The data underpinning the firm’s 2015 index was sourced before the most recent outbreak of fighting, and Ukraine’s situation has deteriorated since.
“For Kazakhstan [the second largest faller], the cause of its fall is different, and relates to a poorer commitment to natural hazard risk management in the region than last year, a deterioration shared by Tajikistan and Mongolia,” Mr Ahnell added.
Turkey’s fall of 27 places is traceable to a decline in its risk management planning by businesses, particularly in regards to the prevention of natural hazards and fire risk.
Thailand, which is ranked 82, has dropped 20 places in this year’s index due to supply chain factors; in particular, a poorer perception of both the quality of its overall infrastructure and the quality of its local suppliers.
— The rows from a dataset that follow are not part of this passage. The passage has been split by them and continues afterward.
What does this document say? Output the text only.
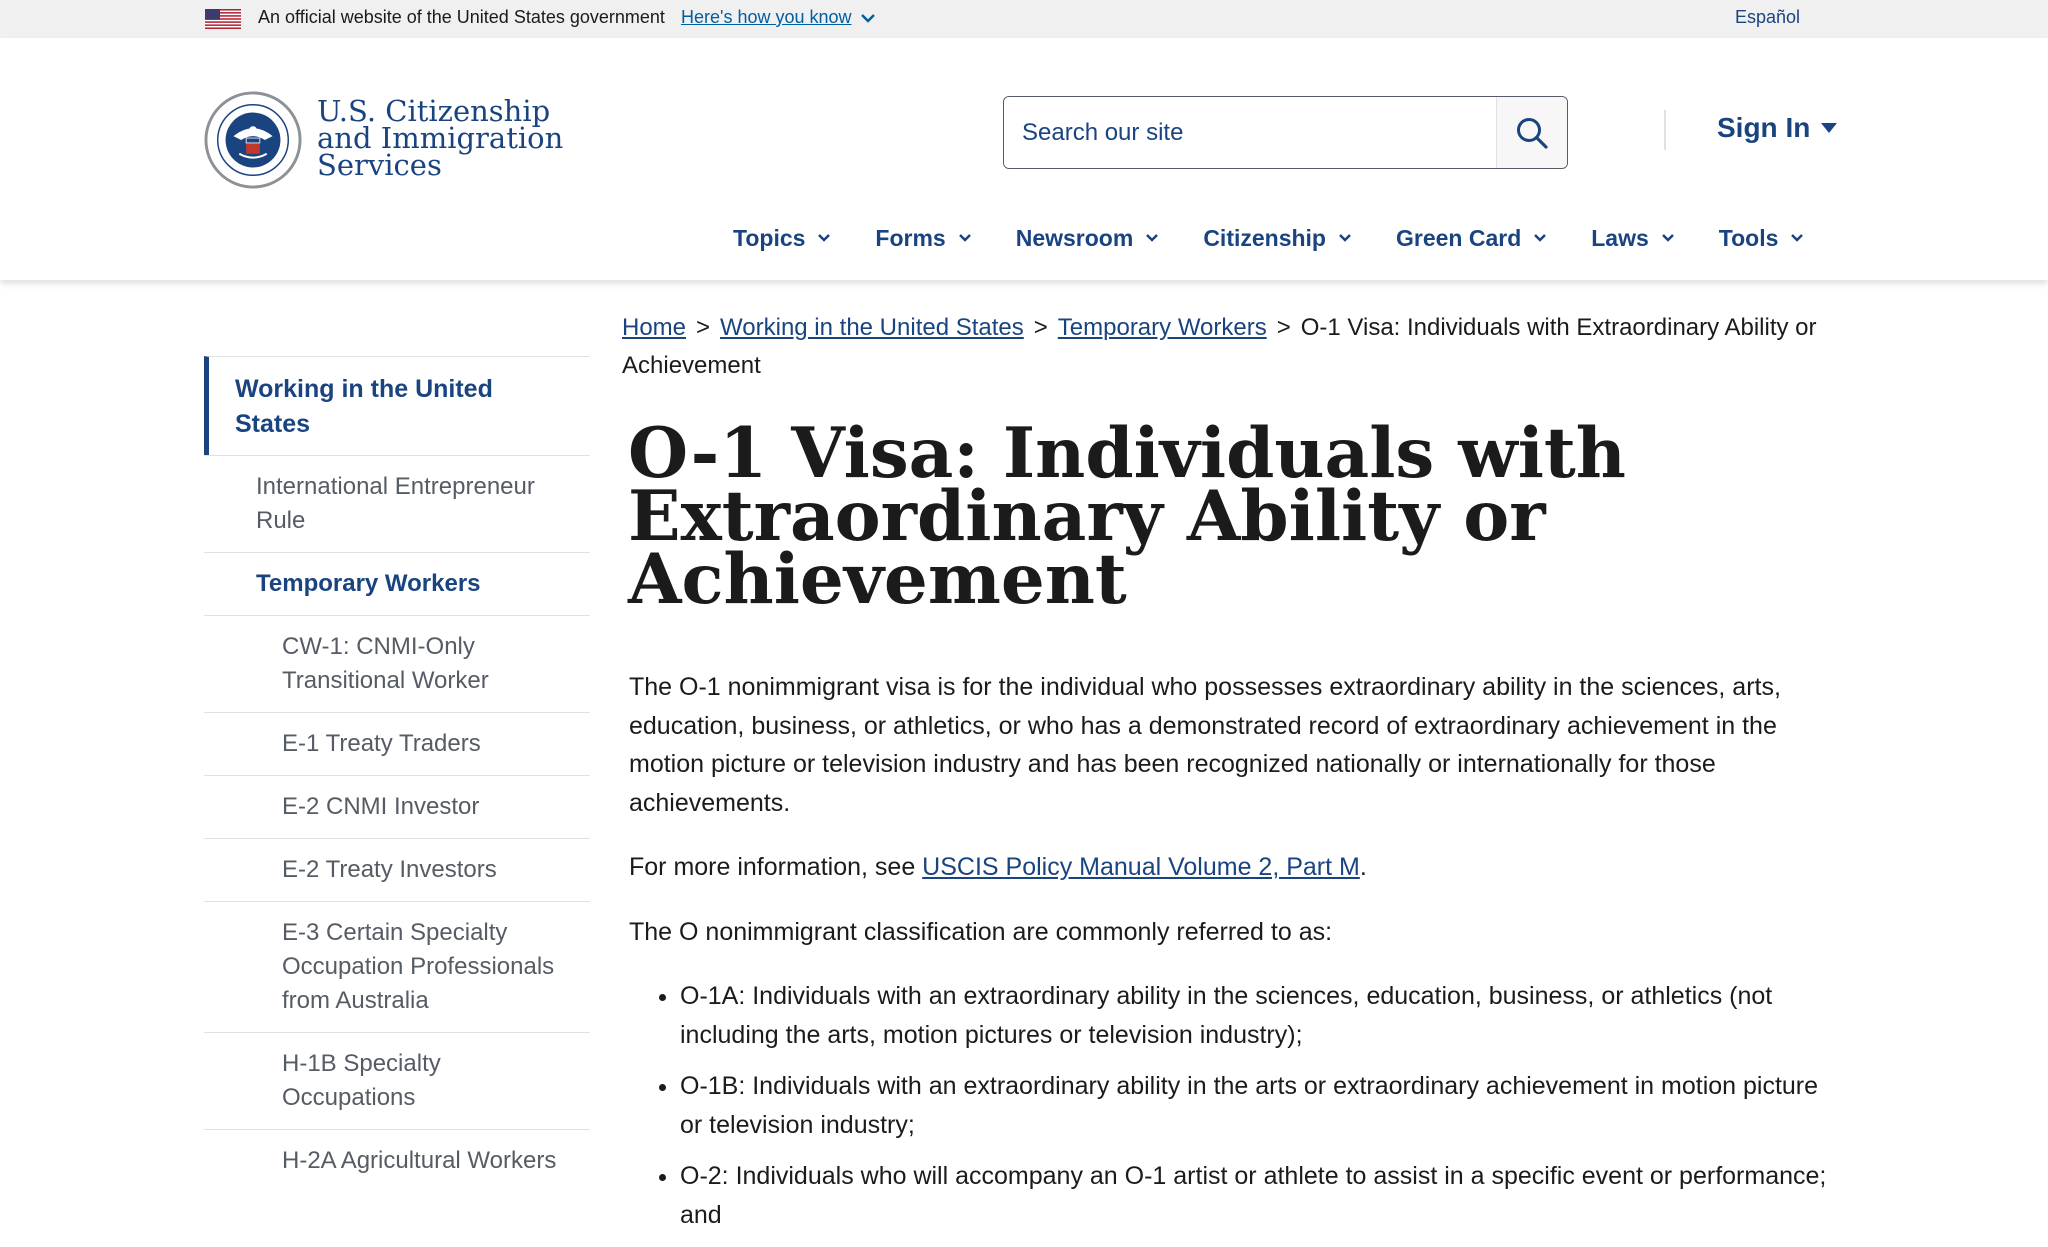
An official website of the United States government Here's how you know	Español
U.S. Citizenship
and Immigration
Services
Search our site
Sign In
Topics	Forms	Newsroom	Citizenship	Green Card	Laws	Tools
Working in the United States
International Entrepreneur Rule
Temporary Workers
CW-1: CNMI-Only Transitional Worker
E-1 Treaty Traders
E-2 CNMI Investor
E-2 Treaty Investors
E-3 Certain Specialty Occupation Professionals from Australia
H-1B Specialty Occupations
H-2A Agricultural Workers
Home > Working in the United States > Temporary Workers > O-1 Visa: Individuals with Extraordinary Ability or Achievement
O-1 Visa: Individuals with Extraordinary Ability or Achievement

The O-1 nonimmigrant visa is for the individual who possesses extraordinary ability in the sciences, arts, education, business, or athletics, or who has a demonstrated record of extraordinary achievement in the motion picture or television industry and has been recognized nationally or internationally for those achievements.

For more information, see USCIS Policy Manual Volume 2, Part M.

The O nonimmigrant classification are commonly referred to as:

• O-1A: Individuals with an extraordinary ability in the sciences, education, business, or athletics (not including the arts, motion pictures or television industry);
• O-1B: Individuals with an extraordinary ability in the arts or extraordinary achievement in motion picture or television industry;
• O-2: Individuals who will accompany an O-1 artist or athlete to assist in a specific event or performance; and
In the European Union (EU), Greece fell from position 54 to 65. The recent victory of the anti-austerity Syriza party almost certainly will usher in a period of greater friction and turbulence with its EU partners, the 2015 Resilience Report found.
Venezuela was classified as the most at risk country in the world, plagued by high inflation, massive public debt and malfunctioning markets.Despite its enormous oil reserves, the densely populated South American country fell into recession last year, with inflation reaching 68.5pc in December and poverty biting.
In combination with soaring crime levels and political corruption, Venezuela came bottom of the resilience index.
The ranking placed Mauritania and Kyrgyzstan as the second and third most at-risk countries behind Venezuela, with economic productivity, businesses, infrastructure and supply chain all vulnerable to catastrophe.
The report found that these countries, languishing in the bottom five with the Dominican Republic and Nicaragua, could be thrown into turmoil by an oil shock or natural disaster.
Mr Ahnell said that a weak supply chain, easily knocked by oil shocks, natural disaster or conflict, was at the heart of the index, making some countries economically fragile and unattractive to foreign investors and multinational companies.
“If your supply chain fails, it can be difficult or impossible to get your market share, revenue and reputation back,” he said.
At the other end of the index, Norway retained its ranking as the most resilient country in the world in 2015, followed by Switzerland and the Netherlands.
The Scandinavian country is best suited for companies seeking to avoid disruptions in their global supply chain operations, the report found.
Norway has strong results for economic productivity, control of corruption, political risk and resilience to an oil shock, but the research showed that its management of fire risk needs to improve. The UK remained at 20. In 2014 the Dominican Republic (now 126) was last, of 130.